REFLECTIONS TODAY
The parable of the Sower is much appreciated and well loved by the early Christians who encounter opposition as they bravely proclaim the Good News. They, too, experience rejection like Jesus. “He came to what was his own, but his own people did not accept him,” we read in John’s Prologue (1:11). Jesus’ followers see with their own eyes the different pockets of resistance from people with various degrees of intensity.
The good news, however, is that the Sower has looked forward to a bountiful harvest so he scatters seeds indiscriminately and in a prodigal manner. Farmers who lived in first-century Palestine adopted this method of farming. They scattered seeds everywhere in the hope that the seeds would fall on different types of soil and mix with different organisms. After having scattered seeds, the farmers would then break the rocks and solidified mud, then ploughed the ground. Although it was not fertile at the beginning, the soil would eventually be transformed to a fitting seedbed.
God demonstrates the same amount of patience and work for human beings who are indifferent to his Word or those who consider the Word irrelevant to their lives. God always finds a way to touch a person’s heart and bring to the person a hunger for the Word and a thirst for holiness of life.
Gospel • Mark 4:1-20
On another occasion Jesus began to teach by the sea. A very large crowd gathered around him so that he got into a boat on the sea and sat down. And the whole crowd was beside the sea on land. And he taught them at length in parables, and in the course of his instruction he said to them, “Hear this!

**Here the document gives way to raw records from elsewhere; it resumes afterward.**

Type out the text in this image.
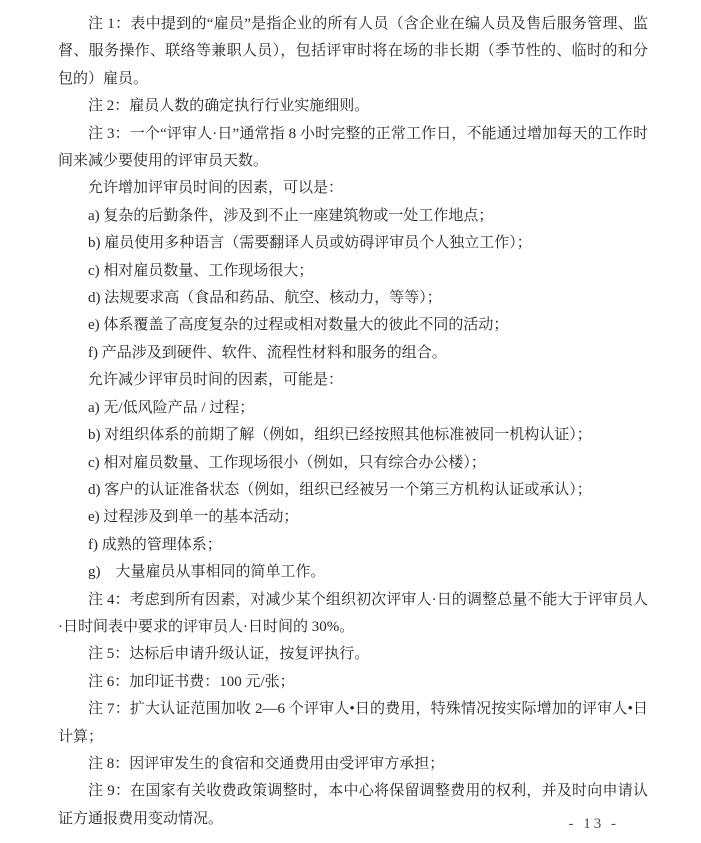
注 1：表中提到的“雇员”是指企业的所有人员（含企业在编人员及售后服务管理、监督、服务操作、联络等兼职人员），包括评审时将在场的非长期（季节性的、临时的和分包的）雇员。

注 2：雇员人数的确定执行行业实施细则。

注 3：一个“评审人·日”通常指 8 小时完整的正常工作日，不能通过增加每天的工作时间来减少要使用的评审员天数。

允许增加评审员时间的因素，可以是：

a) 复杂的后勤条件，涉及到不止一座建筑物或一处工作地点；

b) 雇员使用多种语言（需要翻译人员或妨碍评审员个人独立工作）；

c) 相对雇员数量、工作现场很大；

d) 法规要求高（食品和药品、航空、核动力，等等）；

e) 体系覆盖了高度复杂的过程或相对数量大的彼此不同的活动；

f) 产品涉及到硬件、软件、流程性材料和服务的组合。

允许减少评审员时间的因素，可能是：

a) 无/低风险产品 / 过程；

b) 对组织体系的前期了解（例如，组织已经按照其他标准被同一机构认证）；

c) 相对雇员数量、工作现场很小（例如，只有综合办公楼）；

d) 客户的认证准备状态（例如，组织已经被另一个第三方机构认证或承认）；

e) 过程涉及到单一的基本活动；

f) 成熟的管理体系；

g)　大量雇员从事相同的简单工作。

注 4：考虑到所有因素，对减少某个组织初次评审人·日的调整总量不能大于评审员人·日时间表中要求的评审员人·日时间的 30%。

注 5：达标后申请升级认证，按复评执行。

注 6：加印证书费：100 元/张；

注 7：扩大认证范围加收 2—6 个评审人•日的费用，特殊情况按实际增加的评审人•日计算；

注 8：因评审发生的食宿和交通费用由受评审方承担；

注 9：在国家有关收费政策调整时，本中心将保留调整费用的权利，并及时向申请认证方通报费用变动情况。	- 13 -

A sower went out to sow. And as he sowed, some seed fell on the path, and the birds came and ate it up. Other seed fell on rocky ground where it had little soil. It sprang up at once because the soil was not deep. And when the sun rose, it was scorched and it withered for lack of roots. Some seed fell among thorns, and the thorns grew up and choked it and it produced no grain. And some seed fell on rich soil and produced fruit. It came up and grew and yielded 30, 60, and a hundredfold.”
He added, “Whoever has ears to hear ought to hear.” And when he was alone, those present along with the Twelve questioned him about the parables. He answered them, “The mystery of the Kingdom of God has been granted to you. But to those outside everything comes in parables, so that they may look and see but not perceive, and hear and listen but not understand, in order that they may not be converted and be forgiven.”
Jesus said to them, “Do you not understand this parable? Then how will you understand any of the parables? The sower sows the word. These are the ones on the path where the word is sown. As soon as they hear, Satan comes at once and takes away the word sown in them.
And these are the ones sown on rocky ground who, when they hear the word, receive it at once with joy. But they have no root; they last only for a time. Then when tribulation or persecution comes because of the word, they quickly fall away.
Those sown among thorns are another sort. They are the people who hear the word, but worldly anxiety, the lure of riches, and the craving for other things intrude and choke the word, and it bears no fruit. But those sown on rich soil are the ones who hear the word and accept it and bear fruit 30 and 60 and a hundredfold.”